The word ‘Brexit’ was coined by EURACTIV, according to the latest edition of the Oxford English Dictionary, way back in 2012, in a blog post by Peter Wilding.
The decision came in an update to the third edition of the dictionary, put together by some 50-60 lexicographers, and was put online last month.

It gives the definition of the word as: “the (proposed) withdrawal of the United Kingdom from the European Union, and the political process associated with it”.
And it points readers to a BlogActiv post by Peter Wilding, Stumbling toward the Brexit: Britain, a referendum, and an ever-closer reckoning.
That dates from 15 May 2012 – some four years and one month before the fateful June 2016 referendum.
The next earliest usage of the word the Oxford University Press lexicographers could find comes from some five months later, in October 2012, in the Christian Science Monitor.
That piece asks: “Why would the EU consider special economic and trading privileges for Britain after its ‘Brexit’?” – a question many in Brussels, if not London, are still asking today.
Brexit means…Brexit
Whilst the OED definition is both narrow – and vague – enough to satisfy most people, the UK Prime Minister, Theresa May, has her own, more self-reflexive, definition: “Brexit means Brexit.”
Quite what that means, perhaps only May herself knows. The UK political class is currently engulfed in the argument – also lexicographical – over ‘hard Brexit’ versus ‘soft Brexit’.
Or, as former minister Michael Gove, and other Leave campaigners, prefer ‘clean Brexit’ or ‘full Brexit’ should replace ‘hard Brexit’.
Wilding, who was then working for BskyB when he wrote the post, before leaving to set up British Influence, a cross-party Remain campaign, told euractiv.com “The brutal truth of it is I wrote this blog post, and then promptly forgot all about it.
“Until this summer I got a phone call saying that the Oxford English Dictionary were going to put it in [the dictionary], and I realised I must have coined it.
“I can’t pretend there was any ‘lightbulb’ going off above my head as I though of it – I think I must have been thinking of ‘Grexit’, which was the flavour of the month at the time, and come up with ‘Brexit’ as another portmanteau word.
“Having invented ‘Brexit’, we [British Influence] are now taking the British government to court to try to ‘solve’ it,” Wilding added, referring to the case being heard by the High Court to allow parliament a say in debating the negotiating terms of Brexit.
That case is due to be heard on either the 19th or 20th of January, with May then set to give a keynote speech setting out the government’s negotiating objectives sometime in February, before Article 50 itself is triggered in March.
Wilding, whilst modest about his own invention, is sceptical that further such coinages – such as ‘Frexit’, for a French EU exit under a possible Marine Le Pen presidency – “slip off the tongue quite so well.”

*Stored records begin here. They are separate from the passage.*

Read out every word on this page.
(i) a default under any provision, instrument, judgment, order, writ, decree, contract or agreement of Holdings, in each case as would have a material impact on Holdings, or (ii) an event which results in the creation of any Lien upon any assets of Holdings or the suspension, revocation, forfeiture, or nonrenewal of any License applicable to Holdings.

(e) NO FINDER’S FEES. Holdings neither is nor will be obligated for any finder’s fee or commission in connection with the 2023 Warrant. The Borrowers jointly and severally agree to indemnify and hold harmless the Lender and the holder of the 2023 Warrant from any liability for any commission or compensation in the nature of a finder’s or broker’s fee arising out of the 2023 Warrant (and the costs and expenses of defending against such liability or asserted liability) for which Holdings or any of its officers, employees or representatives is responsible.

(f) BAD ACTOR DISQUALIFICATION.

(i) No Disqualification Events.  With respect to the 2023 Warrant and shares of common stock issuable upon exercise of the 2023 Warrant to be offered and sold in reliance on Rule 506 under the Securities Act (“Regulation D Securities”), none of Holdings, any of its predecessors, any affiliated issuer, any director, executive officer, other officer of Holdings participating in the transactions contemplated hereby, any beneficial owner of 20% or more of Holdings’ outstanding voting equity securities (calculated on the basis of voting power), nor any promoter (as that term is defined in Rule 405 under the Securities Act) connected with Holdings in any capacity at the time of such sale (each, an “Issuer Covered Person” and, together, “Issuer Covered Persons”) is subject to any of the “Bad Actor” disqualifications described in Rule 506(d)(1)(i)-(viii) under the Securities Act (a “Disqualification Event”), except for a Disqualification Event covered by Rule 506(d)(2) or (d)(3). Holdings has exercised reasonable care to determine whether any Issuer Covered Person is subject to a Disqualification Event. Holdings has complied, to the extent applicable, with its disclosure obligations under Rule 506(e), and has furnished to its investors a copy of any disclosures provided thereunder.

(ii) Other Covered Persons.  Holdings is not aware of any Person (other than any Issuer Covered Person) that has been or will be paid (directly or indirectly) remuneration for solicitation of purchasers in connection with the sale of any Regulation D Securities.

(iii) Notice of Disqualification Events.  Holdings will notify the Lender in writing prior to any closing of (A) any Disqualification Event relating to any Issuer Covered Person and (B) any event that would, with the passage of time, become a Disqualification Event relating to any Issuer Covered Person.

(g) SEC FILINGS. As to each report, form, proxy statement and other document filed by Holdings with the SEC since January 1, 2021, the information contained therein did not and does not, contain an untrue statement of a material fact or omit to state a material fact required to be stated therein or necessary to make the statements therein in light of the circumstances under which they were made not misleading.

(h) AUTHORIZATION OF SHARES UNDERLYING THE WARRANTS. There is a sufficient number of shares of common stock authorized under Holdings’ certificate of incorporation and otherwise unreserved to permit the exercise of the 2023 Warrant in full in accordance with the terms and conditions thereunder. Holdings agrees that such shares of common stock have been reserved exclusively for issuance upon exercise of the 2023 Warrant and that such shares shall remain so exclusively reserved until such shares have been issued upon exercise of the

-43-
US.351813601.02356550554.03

David Charter, the then-Brussels correspondent for The Times, now in Berlin, is thought to have written the first full-length work on Brexit, his book Au Revoir Europe, published later in 2012.
The Oxford English Dictionary, published by the Oxford University Press, is widely-regarded as the ultimate recorded and arbiter of the English language – or, at least, British English.
It dates back to 1857, although the first edition was not published until 1884.
The 1989 second edition runs to 20 volumes, and some 22,000 pages.
Since 1989, the OED has been entirely online, with a ‘third edition’ a continuing project.